Following stops in Italy, Germany and Croatia, the Quebec-based troupe will pitch its tent in Riyadh from Dec. 17-29 in a visit that has been in the works for about a year.
Daniel Lamarre, the Cirque’s president and CEO, is scheduled to be in the Saudi capital for the show “Toruk,” inspired by the James Cameron film Avatar.
But in light of recent events that have sparked an international political crisis, some artists are asking why the Cirque is sticking to its schedule.
“The approach is dogmatic, and the message sent by the company is, ‘We are a business, we want to make money and we are an apolitical company,” one Toruk employee, who asked not to be identified because she fears losing her contract with the Cirque, told The Canadian Press.
She and another employee decided to share their displeasure after Cirque founder Guy Laliberte last month expressed his own discomfort with the decision to perform in Saudi Arabia last September.
The Cirque put on a show in Saudi Arabia on Sept. 23 to mark the country’s national holiday, which was before Khashoggi was killed but during a diplomatic quarrel between Ottawa and Riyadh.
The Cirque artists said they tried many times to approach the managers of the tour with their concerns, but they got nowhere.

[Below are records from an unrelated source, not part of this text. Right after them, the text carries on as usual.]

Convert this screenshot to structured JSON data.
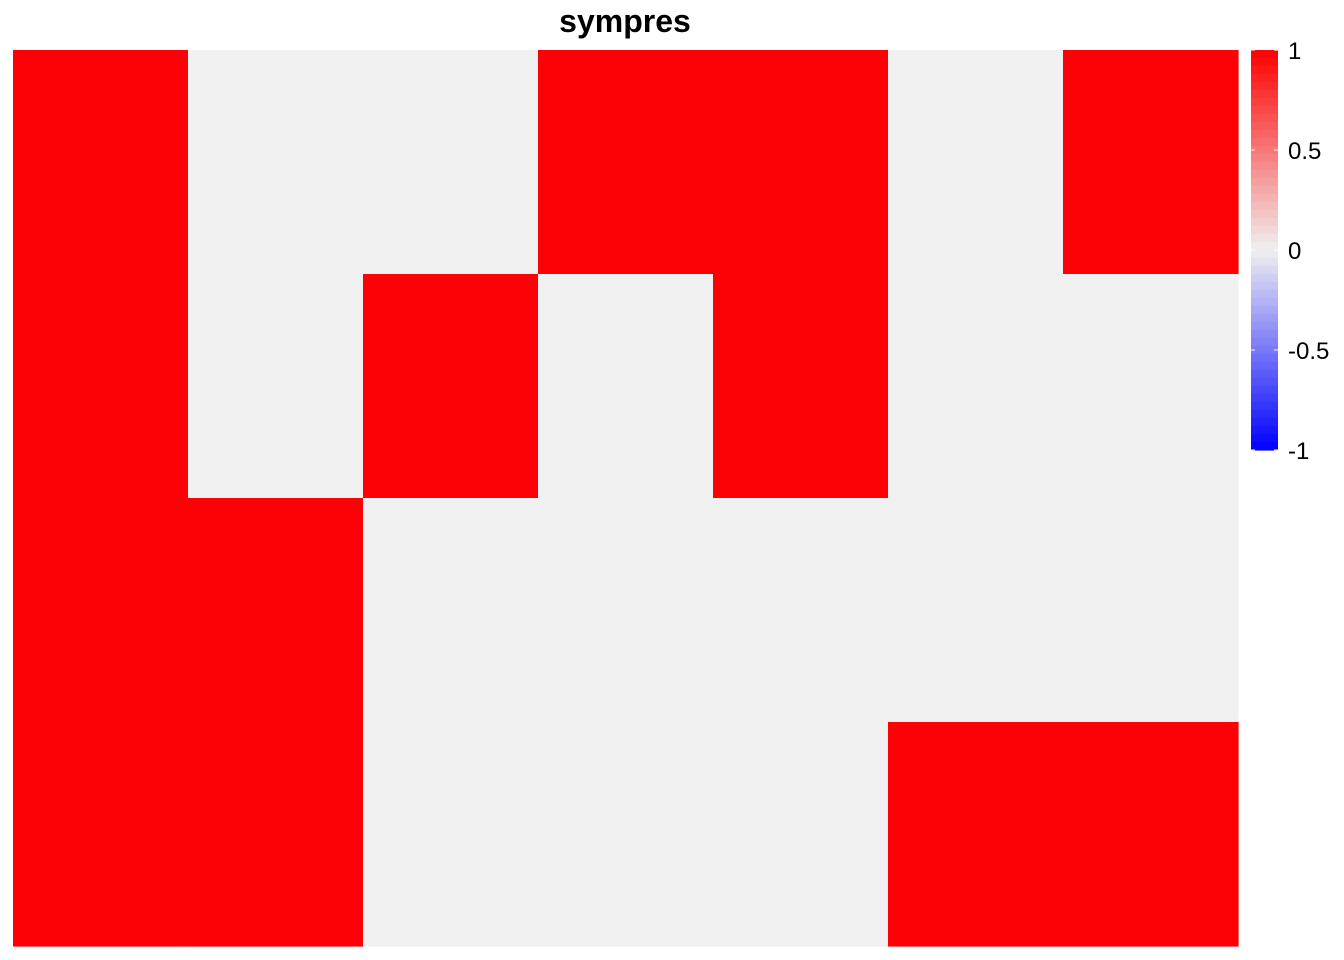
{
  "chart_data": {
    "type": "heatmap",
    "title": "sympres",
    "rows": 4,
    "cols": 7,
    "values": [
      [
        1,
        0,
        0,
        1,
        1,
        0,
        1
      ],
      [
        1,
        0,
        1,
        0,
        1,
        0,
        0
      ],
      [
        1,
        1,
        0,
        0,
        0,
        0,
        0
      ],
      [
        1,
        1,
        0,
        0,
        0,
        1,
        1
      ]
    ],
    "color_scale": {
      "min": -1,
      "max": 1,
      "low_color": "#0000ff",
      "mid_color": "#f0f0f0",
      "high_color": "#ff0000"
    },
    "legend": {
      "position": "right",
      "ticks": [
        1,
        0.5,
        0,
        -0.5,
        -1
      ],
      "tick_labels": [
        "1",
        "0.5",
        "0",
        "-0.5",
        "-1"
      ]
    },
    "grid": false,
    "xlabel": "",
    "ylabel": ""
  }
}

In recent weeks, the kingdom has faced intense criticism over the death of Khashoggi, who disappeared after entering the Saudi consulate in Istanbul Oct. 2. Saudi Arabia first insisted he’d left the consulate, then said he’d been killed in a fist fight inside the consulate before finally admitting his murder had been premeditated.
Turkish officials say a 15-man Saudi hit squad, including at least one member of Crown Prince Mohammed bin Salman’s entourage, tortured, murdered and dismembered Khashoggi.

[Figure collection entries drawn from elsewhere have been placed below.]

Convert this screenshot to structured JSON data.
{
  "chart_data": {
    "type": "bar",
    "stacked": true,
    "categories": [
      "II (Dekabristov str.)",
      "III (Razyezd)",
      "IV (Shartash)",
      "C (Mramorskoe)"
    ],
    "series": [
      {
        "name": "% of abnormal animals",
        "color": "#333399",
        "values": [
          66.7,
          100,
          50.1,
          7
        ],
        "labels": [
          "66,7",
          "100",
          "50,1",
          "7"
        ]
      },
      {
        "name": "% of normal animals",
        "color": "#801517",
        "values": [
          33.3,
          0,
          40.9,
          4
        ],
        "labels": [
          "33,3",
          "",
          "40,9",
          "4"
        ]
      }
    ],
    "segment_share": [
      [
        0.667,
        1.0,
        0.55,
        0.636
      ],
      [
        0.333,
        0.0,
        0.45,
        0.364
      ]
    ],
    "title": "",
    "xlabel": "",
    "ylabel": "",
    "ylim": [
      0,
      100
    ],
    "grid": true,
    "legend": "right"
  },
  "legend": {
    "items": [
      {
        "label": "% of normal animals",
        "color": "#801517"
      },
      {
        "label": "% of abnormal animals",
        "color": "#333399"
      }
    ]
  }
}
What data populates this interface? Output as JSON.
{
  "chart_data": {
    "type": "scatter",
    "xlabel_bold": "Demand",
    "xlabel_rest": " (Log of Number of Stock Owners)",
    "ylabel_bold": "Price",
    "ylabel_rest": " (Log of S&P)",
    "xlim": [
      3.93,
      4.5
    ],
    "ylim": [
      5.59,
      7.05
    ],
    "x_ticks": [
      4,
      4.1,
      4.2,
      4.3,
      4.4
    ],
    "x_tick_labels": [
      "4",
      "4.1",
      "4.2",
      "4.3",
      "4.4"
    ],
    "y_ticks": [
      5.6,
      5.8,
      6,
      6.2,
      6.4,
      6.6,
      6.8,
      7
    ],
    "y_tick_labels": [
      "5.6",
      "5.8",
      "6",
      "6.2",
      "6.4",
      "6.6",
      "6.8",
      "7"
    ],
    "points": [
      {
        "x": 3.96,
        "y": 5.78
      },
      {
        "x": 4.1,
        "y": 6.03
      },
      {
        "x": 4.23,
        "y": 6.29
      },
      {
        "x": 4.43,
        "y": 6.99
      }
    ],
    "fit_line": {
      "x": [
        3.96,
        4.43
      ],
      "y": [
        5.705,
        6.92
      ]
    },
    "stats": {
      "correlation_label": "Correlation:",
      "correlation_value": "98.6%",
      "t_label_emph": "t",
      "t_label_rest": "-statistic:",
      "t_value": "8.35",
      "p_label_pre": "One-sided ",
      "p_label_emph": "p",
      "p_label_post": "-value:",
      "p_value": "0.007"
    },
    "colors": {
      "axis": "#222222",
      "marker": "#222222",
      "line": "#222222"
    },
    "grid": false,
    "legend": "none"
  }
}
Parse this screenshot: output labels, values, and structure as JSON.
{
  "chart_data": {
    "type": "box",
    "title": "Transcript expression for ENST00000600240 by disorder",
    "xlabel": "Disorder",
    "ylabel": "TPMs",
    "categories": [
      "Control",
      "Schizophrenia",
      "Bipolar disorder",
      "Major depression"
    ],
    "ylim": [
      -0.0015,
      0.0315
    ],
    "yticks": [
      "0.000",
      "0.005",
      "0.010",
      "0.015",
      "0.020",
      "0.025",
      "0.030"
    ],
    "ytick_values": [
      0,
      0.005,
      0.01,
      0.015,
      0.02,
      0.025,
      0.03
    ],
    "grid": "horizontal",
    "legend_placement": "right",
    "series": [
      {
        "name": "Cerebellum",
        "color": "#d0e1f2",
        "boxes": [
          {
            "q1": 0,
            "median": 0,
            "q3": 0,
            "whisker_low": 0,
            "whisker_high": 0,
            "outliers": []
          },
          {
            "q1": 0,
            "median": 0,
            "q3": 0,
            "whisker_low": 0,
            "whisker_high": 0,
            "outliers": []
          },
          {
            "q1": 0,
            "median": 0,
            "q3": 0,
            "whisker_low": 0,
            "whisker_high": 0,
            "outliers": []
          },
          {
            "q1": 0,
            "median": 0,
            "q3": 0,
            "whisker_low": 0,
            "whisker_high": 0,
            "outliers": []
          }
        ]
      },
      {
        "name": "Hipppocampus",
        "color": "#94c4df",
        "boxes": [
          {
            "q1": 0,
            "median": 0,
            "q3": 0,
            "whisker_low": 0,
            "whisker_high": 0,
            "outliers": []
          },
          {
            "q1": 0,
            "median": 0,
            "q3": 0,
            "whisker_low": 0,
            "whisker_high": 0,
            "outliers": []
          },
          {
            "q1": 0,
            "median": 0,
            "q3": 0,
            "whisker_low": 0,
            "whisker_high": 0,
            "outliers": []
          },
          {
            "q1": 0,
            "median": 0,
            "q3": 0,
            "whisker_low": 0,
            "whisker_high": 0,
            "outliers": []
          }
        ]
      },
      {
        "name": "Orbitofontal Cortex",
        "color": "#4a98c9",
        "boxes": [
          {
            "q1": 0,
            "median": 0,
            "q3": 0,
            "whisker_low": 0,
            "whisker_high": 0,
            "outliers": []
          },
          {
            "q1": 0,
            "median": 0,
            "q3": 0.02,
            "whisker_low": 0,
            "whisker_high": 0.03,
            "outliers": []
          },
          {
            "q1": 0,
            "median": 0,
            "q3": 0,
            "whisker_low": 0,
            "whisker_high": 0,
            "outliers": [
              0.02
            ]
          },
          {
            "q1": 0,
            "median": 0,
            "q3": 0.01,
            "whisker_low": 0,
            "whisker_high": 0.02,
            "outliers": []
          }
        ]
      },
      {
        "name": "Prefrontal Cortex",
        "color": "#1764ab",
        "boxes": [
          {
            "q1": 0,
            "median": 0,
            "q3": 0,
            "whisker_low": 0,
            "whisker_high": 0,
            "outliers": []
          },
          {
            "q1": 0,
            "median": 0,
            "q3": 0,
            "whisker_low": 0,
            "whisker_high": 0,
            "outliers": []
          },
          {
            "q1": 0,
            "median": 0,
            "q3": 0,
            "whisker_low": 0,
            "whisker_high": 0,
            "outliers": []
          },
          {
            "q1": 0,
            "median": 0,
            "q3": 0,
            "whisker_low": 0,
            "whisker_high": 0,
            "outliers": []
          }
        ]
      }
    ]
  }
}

One of the Cirque’s four pillars, according to its web site, is to “act as a responsible agent of change in the community.” But the second employee who spoke to The Canadian Press said the operation can no longer boast of being a change agent.
“We no longer think that Saudi Arabia has taken steps to modernize,” he said. “This is a business decision. The Cirque is from now on just a business.”

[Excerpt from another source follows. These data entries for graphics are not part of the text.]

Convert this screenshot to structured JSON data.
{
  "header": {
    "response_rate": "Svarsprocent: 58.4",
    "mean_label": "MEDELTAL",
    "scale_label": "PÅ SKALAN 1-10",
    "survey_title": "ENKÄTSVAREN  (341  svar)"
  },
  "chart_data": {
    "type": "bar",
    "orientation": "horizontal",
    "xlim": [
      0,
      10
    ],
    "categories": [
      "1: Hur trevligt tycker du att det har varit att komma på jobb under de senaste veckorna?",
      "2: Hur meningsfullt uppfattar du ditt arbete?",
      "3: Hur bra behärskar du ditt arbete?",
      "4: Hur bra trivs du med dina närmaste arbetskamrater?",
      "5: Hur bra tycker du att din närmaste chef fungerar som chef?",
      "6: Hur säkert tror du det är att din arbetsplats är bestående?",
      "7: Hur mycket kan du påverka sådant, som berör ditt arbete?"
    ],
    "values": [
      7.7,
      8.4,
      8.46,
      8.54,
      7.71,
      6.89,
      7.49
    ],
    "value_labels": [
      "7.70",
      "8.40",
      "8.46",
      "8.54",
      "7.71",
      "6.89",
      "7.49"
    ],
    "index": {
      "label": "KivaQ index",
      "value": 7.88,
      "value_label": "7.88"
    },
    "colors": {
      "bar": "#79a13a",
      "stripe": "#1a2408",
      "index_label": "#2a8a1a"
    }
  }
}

The employee said the decision to perform in Saudi Arabia contrasts with the 2016 cancellation of Cirque performances in North Carolina to protest a law limiting protections offered to the LGBTQ community.
Marie-Helene Lagace, the Cirque’s senior director public relations, acknowledged that senior management considered cancelling the Saudi shows despite being bound by a contract.
“It would be a lie to say this has not created a malaise,” she said. “We have also had discussions with our employees about it. Reactions surrounding these events are very emotional.”
She said the decision to maintain the Saudi dates was “very difficult” but fit with a desire to be consistent across the more than 60 countries where it has shows.
If the Cirque pulled out of Saudi Arabia, “we are going to have to do it elsewhere if we want to be consistent,” she said.
“How do we justify that we are not going to this country, but we are going to other markets where, potentially, there are other issues that are just as serious?”
The employees who contacted The Canadian Press said they will accompany the troupe to Riyadh because they do not want to have their contracts cancelled for the rest of the tour, which concludes in London next June.
“For artists who live on contracts, it is hard to know what will be our next job,” one of them said. “And for those who hope to work long-term with the Cirque, this situation could have repercussions on their relationship.”